Ты рождаешься в одноэтажной америке и готова на всё, чтобы выбраться оттуда.
Но, чтобы ты ни делала - ты тёлочка, которая "переспала со всей футбольной командой".
Если не переспать хотя бы с несколькими из них - тебя изнасилуют.
Дела, разумеется, не откроют.
Кажется, что есть дорога по вертикали.
Кажется, ты нашла свой её вариант.
Как говорит она, скрывая меру подлинного отвращения: "то, что они договорились считать за секс".
Хотя формально всё прилично - у тебя спортивная стипендия - спортивная подготовка помогает делать секс воистину "незабываемым".
Особенно акробатическая спортивная подготовка.

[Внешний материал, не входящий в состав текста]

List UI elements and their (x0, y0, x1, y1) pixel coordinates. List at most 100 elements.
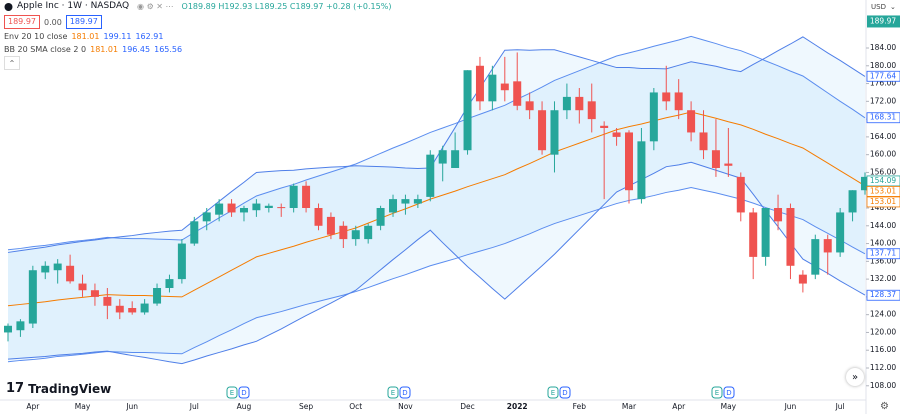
candle-body (426, 154, 435, 197)
candle-body (314, 208, 323, 226)
x-tick-label: Jul (189, 402, 199, 411)
candle-body (326, 216, 335, 235)
price-label-box (866, 289, 900, 301)
candle-body (239, 208, 248, 213)
candle-body (376, 208, 385, 226)
candle-body (41, 265, 50, 273)
indicator-line (7, 161, 866, 365)
y-tick-label: 132.00 (870, 274, 896, 283)
candle-body (401, 199, 410, 204)
candle-body (252, 203, 261, 211)
price-label: 153.01 (870, 197, 896, 206)
candle-body (438, 150, 447, 164)
event-marker (723, 386, 735, 399)
y-tick-label: 148.00 (870, 203, 896, 212)
candle-body (115, 305, 124, 313)
candle-body (600, 125, 609, 128)
indicator-line (7, 111, 866, 307)
event-marker-label: E (715, 389, 719, 397)
event-marker (238, 386, 250, 399)
candle-body (339, 225, 348, 240)
indicator-value: 162.91 (135, 32, 164, 41)
buy-price[interactable]: 189.97 (65, 15, 102, 29)
event-marker-label: D (241, 389, 246, 397)
settings-button[interactable]: ⚙ (880, 401, 889, 412)
candle-body (364, 225, 373, 240)
price-label-box (866, 248, 900, 260)
y-tick-label: 124.00 (870, 310, 896, 319)
y-tick-label: 108.00 (870, 381, 896, 390)
price-boxes: 189.97 0.00 189.97 (4, 15, 102, 29)
candle-body (389, 199, 398, 213)
candle-body (674, 92, 683, 111)
indicator-value: 165.56 (154, 45, 183, 54)
candle-body (538, 110, 547, 151)
candle-body (798, 274, 807, 284)
candle-body (202, 212, 211, 222)
x-tick-label: Jun (784, 402, 797, 411)
collapse-button[interactable]: ⌃ (4, 56, 20, 70)
scroll-button[interactable]: » (846, 368, 864, 386)
watermark-text: TradingView (28, 381, 112, 396)
event-marker (711, 386, 723, 399)
candle-body (699, 132, 708, 151)
candle-body (451, 150, 460, 168)
indicator-value: 199.11 (103, 32, 132, 41)
symbol[interactable]: Apple Inc · 1W · NASDAQ (17, 1, 130, 11)
indicator-name[interactable]: BB 20 SMA close 2 0 (4, 45, 87, 54)
event-marker-label: D (562, 389, 567, 397)
price-label: 177.64 (870, 71, 896, 80)
candle-body (463, 70, 472, 151)
candle-body (140, 303, 149, 313)
candle-body (525, 101, 534, 111)
event-marker (226, 386, 238, 399)
visibility-icons[interactable]: ◉ ⚙ ✕ ⋯ (137, 1, 174, 11)
indicator-line (7, 187, 866, 363)
y-tick-label: 160.00 (870, 150, 896, 159)
indicator-name[interactable]: Env 20 10 close (4, 32, 68, 41)
event-marker (387, 386, 399, 399)
last-price-box (867, 15, 900, 28)
spread: 0.00 (44, 17, 62, 27)
watermark: 𝟭𝟳 TradingView (6, 381, 111, 396)
currency[interactable]: USD ⌄ (871, 3, 896, 11)
candle-body (413, 199, 422, 204)
x-tick-label: May (721, 402, 737, 411)
indicator-value: 196.45 (122, 45, 151, 54)
event-marker-label: E (391, 389, 395, 397)
event-marker-label: E (551, 389, 555, 397)
y-tick-label: 112.00 (870, 363, 896, 372)
y-tick-label: 136.00 (870, 256, 896, 265)
candle-body (289, 185, 298, 208)
candle-body (724, 163, 733, 166)
candle-body (587, 101, 596, 120)
candle-body (351, 230, 360, 240)
candle-body (227, 203, 236, 213)
indicator-value: 181.01 (90, 45, 119, 54)
candle-body (153, 288, 162, 304)
y-tick-label: 144.00 (870, 221, 896, 230)
price-label-box (866, 70, 900, 82)
candle-body (165, 279, 174, 288)
candle-body (78, 283, 87, 291)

И ты даже внезапно "умная" - что является неприятным сюрпризом для всех тех, кто тоже хотел бы с тобой переспать, а не принимать у тебя экзамен.
И вот - ты тёлочка главного хулигана в стране.
И это всё равно лучше, чем быть умной идиоткой в уродливых дорогих костюмах и в очках в дорогой тонкой оправе, с кредитом в банке открытым для того, чтобы тебе не отказывали работодатели.
Даже, если ты доберёшься до личного дома и встреч с читателями в дорогих книжных магазинах.
Внезапно ты смутно ощущаешь - что тебя тошнит от таких "предсказаний" и от себя, если ты попытаешься изуродовать под них свою жизнь.
И вот ты...
В костюме Арлекина, как его поняли в той проклятой стране, в которой ты родилась.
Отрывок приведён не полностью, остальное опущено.